Repmgr is handy, but it is not a replication system per se, but rather makes managing a bunch of moving other parts easier.

Personally I'd like BDR to be in the main tree, or something else, equivalent to Galera:

* https://galeracluster.com

It's not perfect [1], but it'll get you a good way for many use cases.

[1] https://aphyr.com/posts/327-jepsen-mariadb-galera-cluster

I'm hoping for seamless upgrades at some point, like MySQL does it — you install the next major version and restart the daemon. It's completely unnecessary for major operators, but is a life-saver for small businesses, websites that don't need 99.99999% of uptime (i.e. almost all of them), in development, etc.
How do updates work with postgres?
Well, three ways:

1. Dump a backup to disk, then restore from dump on new version;

2. Stop the old version, then run `pg_upgrade --link` on the data of the old version which should create a new data directory using hardlinks, then start the new version using the new data directory. This is rather quick; or

3. Use Logical Replication to stand up the new version. This has ... a few caveats.

You do a backup on the old version and a restore on the new one.

From what I understood, sometimes the way data is written to disk differently between versions and they're not compatible. I guess due to optimizations or changes in the storage engine?

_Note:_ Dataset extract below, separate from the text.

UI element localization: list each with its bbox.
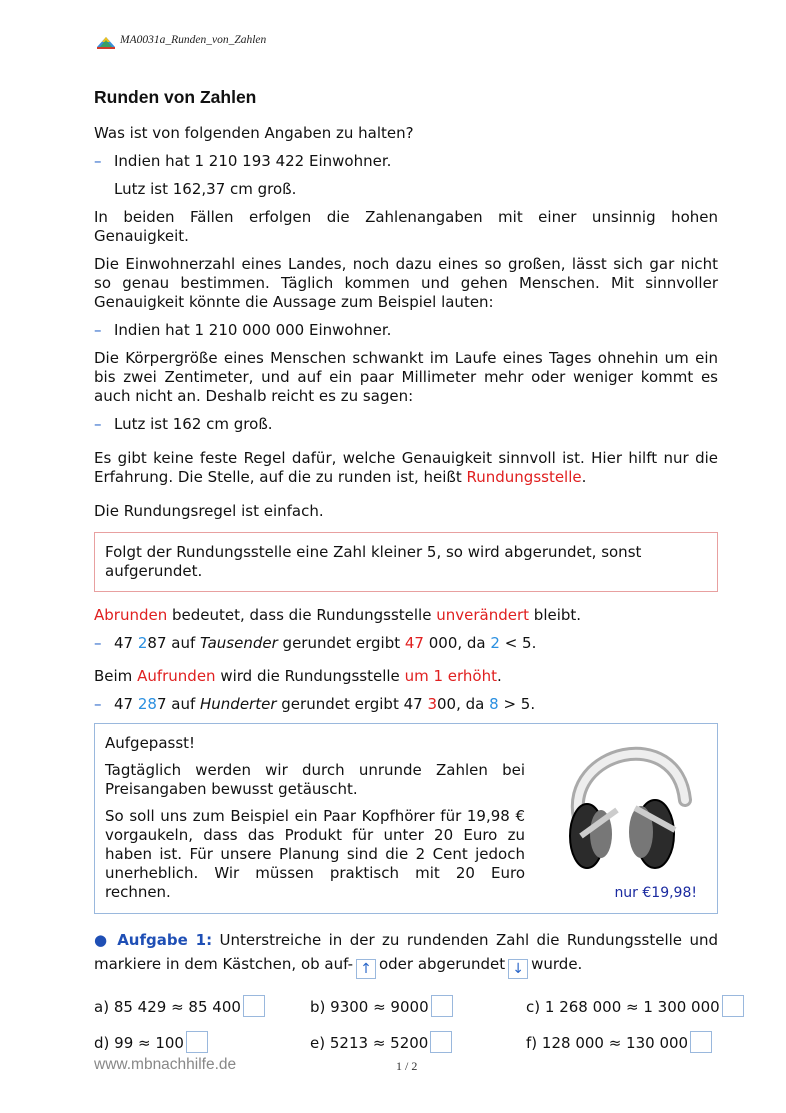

Out of the box HA would make it complete. Apart from patroni, anyone experience with https://github.com/hapostgres/pg_auto_failover?
This is the exact reason why we went with MySQL. Many asked why, A small team with limited resources. You cannot go to production without HA, and many time cloud may not be a solution. For small use cases MySQL Innodb Cluster is a simple elegant solution to setup.
I agree, Postgres is great but I think it's just a little crusty for cloud environments. Clustering should be built in and easy to configure.
Isn't citus quite good at that? https://www.citusdata.com/
I think Citus only does sharding not replication. You can use it together with Patroni though.
What we really need is a de-facto open source tool to manage logical replication seamlessly. The devs have built all the pieces, and as of v17 there are very few limitations. But I am constantly tripping over the fact that I cannot observe how the replication is progressing, and a good way to mitigate failures.
Take a look at https://github.com/hapostgres/pg_auto_failover it's quite simple to use and manage. You can use libpq support for target_session_attrs (been there since Pg 10 - https://paquier.xyz/postgresql-2/postgres-10-libpq-read-writ... ) so you don't need active loadbalancer in front of your Pg cluster.

You can however create your own health/status check service on top of pg_autoctl show state and use HAProxy if required.

I don't think there's something easier to setup and manage than pg_auto_failover, Patroni always appeared very complicated to me.

I would say Pgpool-II is still the best we got.

This video covers pretty much all the practical stuff. I timestamped the parts in a comment.

PgPool II Performance and best practices https://www.youtube.com/watch?v=bMnVS0slgU0

Oh man, this takes me back to 2005 when I first moved to Pg and needed replication. Its replication is statement based, i.e. sends each DML query to all nodes. That means every write query must be deterministic. That wasn't always obvious. Though it did work for us until we moved to Slony then block level WAL replication. Thankfully we have logical replication today, even if it's still a bit more painful than MySQL.
> Slony

Gosh, haven't heard that in years. I remember a company I used to work for used it on their old system but the new system didn't use it for whatever reason.

Turning on replication in neon.tech is literally just a switch. And it plays well with a CDC library of mine:

https://github.com/cpursley/walex

Something pg native would be fantastic.
Patroni is pretty good at this.
Can patroni replicate across mixed versions of Postgres? (i.e. can it do logical replication? [and handle DDL replication?])

I thought patroni only did physical replication (only replicates across the same version of Postgres). But maybe I'm mistaken.